Personal information
- Born: 22 December 1936 Chomęcice, Wielkopolskie, Poland
- Died: 17 May 2006 (69) Nowy Dwór Gdański, Pomorskie, Poland
- Height: 1.60 m (5 ft 3 in)
- Weight: 60 kg (130 lb)

Sport
- Sport: Weightlifting
- Club: LZS Wrocław Śląsk Wrocław WKS Flota Gdynia
- Coached by: Aleksander Machowski Augustyn Dziedzic Klemens Roguski

Medal record
Representing Poland
Olympic Games
| Bronze medal – third place | 1964 Tokyo | -60 kg |
World Championships
| Silver medal – second place | 1965 Tehran | -60 kg |
| Silver medal – second place | 1966 East Berlin | -60 kg |
| Gold medal – first place | 1970 Columbus | -60 kg |
European Championships
| Gold medal – first place | 1965 Sofia | -60 kg |
| Gold medal – first place | 1966 East Berlin | -60 kg |
| Gold medal – first place | 1968 Leningrad | -60 kg |
| Silver medal – second place | 1970 Szombathely | -56 kg |
| Bronze medal – third place | 1972 Constanta | -60 kg |

= Mieczysław Nowak =

Polish weightlifter (1936–2006)

Mieczysław Nowak (22 December 1936 – 17 May 2006) was a Polish featherweight weightlifter.
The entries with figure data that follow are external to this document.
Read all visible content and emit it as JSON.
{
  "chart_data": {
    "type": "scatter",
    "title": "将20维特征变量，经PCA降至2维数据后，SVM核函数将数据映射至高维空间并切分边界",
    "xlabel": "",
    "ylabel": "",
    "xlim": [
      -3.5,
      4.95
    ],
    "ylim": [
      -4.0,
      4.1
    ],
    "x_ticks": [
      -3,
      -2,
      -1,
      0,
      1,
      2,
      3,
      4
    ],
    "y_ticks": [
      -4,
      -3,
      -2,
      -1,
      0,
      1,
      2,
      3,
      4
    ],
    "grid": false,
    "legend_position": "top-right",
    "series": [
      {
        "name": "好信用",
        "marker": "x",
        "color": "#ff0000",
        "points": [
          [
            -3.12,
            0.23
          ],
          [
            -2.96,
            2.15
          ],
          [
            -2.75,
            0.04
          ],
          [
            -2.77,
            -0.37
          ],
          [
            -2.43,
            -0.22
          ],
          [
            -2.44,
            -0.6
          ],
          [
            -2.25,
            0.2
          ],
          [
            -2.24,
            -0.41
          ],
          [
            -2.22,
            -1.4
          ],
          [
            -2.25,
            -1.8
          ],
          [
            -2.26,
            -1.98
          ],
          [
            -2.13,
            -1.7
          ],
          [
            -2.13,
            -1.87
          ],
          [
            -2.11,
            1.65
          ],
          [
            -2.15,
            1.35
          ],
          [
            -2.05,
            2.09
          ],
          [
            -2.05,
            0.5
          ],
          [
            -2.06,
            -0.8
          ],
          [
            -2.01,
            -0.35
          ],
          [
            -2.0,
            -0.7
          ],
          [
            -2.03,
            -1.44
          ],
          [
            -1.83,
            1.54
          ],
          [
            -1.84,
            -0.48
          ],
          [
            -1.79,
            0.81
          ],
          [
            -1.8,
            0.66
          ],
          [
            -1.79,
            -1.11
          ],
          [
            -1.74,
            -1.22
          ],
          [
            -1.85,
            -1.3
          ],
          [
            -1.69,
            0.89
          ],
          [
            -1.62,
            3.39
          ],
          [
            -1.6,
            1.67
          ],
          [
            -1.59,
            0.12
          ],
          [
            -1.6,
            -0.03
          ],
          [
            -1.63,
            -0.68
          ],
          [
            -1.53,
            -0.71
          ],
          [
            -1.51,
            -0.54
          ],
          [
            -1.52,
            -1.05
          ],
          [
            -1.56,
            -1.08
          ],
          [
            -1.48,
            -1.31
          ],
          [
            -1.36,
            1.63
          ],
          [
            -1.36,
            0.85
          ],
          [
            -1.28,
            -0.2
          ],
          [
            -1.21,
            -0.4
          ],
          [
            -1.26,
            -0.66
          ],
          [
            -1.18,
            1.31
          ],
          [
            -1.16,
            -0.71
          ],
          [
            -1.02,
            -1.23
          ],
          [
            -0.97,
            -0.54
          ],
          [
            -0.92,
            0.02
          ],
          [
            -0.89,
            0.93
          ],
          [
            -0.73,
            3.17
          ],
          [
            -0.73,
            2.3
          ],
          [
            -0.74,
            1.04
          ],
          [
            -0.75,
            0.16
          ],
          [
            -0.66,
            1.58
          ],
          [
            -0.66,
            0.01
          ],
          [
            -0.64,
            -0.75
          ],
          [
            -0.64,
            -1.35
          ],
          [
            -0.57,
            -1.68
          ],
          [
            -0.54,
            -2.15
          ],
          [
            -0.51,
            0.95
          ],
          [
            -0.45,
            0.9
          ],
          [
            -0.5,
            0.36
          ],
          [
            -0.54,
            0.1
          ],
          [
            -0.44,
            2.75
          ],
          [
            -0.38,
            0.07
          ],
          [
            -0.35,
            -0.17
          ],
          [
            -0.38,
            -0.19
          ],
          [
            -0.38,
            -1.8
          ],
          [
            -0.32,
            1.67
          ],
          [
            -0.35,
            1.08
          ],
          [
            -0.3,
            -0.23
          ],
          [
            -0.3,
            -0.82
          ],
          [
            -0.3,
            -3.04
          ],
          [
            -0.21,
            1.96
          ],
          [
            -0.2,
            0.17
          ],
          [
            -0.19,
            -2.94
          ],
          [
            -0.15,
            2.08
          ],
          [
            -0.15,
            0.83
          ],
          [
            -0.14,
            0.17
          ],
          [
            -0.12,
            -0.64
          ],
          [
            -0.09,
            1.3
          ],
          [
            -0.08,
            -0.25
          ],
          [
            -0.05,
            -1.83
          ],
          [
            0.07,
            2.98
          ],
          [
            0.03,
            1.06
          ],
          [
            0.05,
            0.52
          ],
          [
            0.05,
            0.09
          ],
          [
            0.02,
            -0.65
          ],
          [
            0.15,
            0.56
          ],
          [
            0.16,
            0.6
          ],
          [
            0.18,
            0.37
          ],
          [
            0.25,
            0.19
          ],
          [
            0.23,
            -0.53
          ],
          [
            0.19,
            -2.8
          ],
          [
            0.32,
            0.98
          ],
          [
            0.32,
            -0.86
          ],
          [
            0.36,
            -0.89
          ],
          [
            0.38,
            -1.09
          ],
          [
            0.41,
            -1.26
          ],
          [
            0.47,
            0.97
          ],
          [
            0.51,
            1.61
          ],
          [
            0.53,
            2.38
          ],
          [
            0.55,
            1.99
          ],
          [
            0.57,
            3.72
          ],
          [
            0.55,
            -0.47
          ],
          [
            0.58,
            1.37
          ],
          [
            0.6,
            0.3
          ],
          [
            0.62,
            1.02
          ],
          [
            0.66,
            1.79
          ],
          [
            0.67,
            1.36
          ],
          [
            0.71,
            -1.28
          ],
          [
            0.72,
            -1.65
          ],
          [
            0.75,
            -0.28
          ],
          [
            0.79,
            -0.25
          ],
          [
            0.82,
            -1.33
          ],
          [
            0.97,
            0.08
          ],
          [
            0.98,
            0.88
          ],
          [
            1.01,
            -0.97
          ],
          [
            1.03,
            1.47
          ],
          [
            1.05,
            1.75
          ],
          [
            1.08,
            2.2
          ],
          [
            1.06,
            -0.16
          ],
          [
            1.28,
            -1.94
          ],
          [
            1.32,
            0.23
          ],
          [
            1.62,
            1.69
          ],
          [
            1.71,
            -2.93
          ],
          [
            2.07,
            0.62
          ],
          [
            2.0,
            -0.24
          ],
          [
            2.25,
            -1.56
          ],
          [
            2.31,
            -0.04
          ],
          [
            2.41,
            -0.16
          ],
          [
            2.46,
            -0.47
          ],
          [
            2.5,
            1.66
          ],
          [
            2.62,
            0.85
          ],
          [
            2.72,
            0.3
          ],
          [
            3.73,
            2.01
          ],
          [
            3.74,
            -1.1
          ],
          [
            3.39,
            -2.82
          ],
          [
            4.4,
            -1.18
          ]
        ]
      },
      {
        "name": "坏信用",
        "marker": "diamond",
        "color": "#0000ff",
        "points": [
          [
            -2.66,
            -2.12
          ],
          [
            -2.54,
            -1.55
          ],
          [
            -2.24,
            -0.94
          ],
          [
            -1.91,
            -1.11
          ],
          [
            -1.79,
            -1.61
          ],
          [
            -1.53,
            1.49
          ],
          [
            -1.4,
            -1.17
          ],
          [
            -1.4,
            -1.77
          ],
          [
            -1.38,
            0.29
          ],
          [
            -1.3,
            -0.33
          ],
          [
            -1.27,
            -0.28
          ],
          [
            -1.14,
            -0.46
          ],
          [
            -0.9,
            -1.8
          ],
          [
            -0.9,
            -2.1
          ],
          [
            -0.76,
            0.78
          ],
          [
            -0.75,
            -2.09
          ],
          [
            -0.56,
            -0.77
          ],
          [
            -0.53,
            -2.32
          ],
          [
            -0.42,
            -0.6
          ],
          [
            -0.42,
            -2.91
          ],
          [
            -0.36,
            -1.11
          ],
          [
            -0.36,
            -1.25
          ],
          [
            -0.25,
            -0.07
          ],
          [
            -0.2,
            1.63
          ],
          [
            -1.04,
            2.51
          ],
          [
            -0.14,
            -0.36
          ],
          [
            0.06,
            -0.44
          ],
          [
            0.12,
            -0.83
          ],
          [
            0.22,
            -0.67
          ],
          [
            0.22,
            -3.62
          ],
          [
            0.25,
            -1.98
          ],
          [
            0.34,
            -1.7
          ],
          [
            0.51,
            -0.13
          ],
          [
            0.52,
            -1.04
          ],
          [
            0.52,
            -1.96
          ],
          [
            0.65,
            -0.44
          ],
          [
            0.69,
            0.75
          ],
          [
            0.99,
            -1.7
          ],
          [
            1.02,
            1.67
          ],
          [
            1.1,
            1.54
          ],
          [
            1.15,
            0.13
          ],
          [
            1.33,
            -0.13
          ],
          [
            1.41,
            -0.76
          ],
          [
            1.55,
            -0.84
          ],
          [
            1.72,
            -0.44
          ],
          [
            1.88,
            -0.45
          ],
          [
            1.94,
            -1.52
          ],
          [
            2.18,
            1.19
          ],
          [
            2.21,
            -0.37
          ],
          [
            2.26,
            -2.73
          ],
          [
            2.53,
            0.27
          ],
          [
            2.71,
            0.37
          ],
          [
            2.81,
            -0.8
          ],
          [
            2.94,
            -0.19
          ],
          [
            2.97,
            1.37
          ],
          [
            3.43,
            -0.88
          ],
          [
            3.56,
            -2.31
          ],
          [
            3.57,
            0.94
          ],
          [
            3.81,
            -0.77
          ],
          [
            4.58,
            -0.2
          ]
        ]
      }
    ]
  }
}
He competed at the 1964, 1968 and 1972 Olympics and finished in third, fifth and seventh place, respectively. He won one gold (1970) and two silver medals (1965 and 1966) at world championships, and his Olympic bronze also counted as the world championships bronze in 1964. At the European championships, he won three gold (1965, 1966 and 1968), one silver (1970) and 1 bronze medals (1972). Nationally he won four titles (1965–1967, 1970) and set thirteen records.

After retiring from competitions Nowak worked as a coach and a sports official.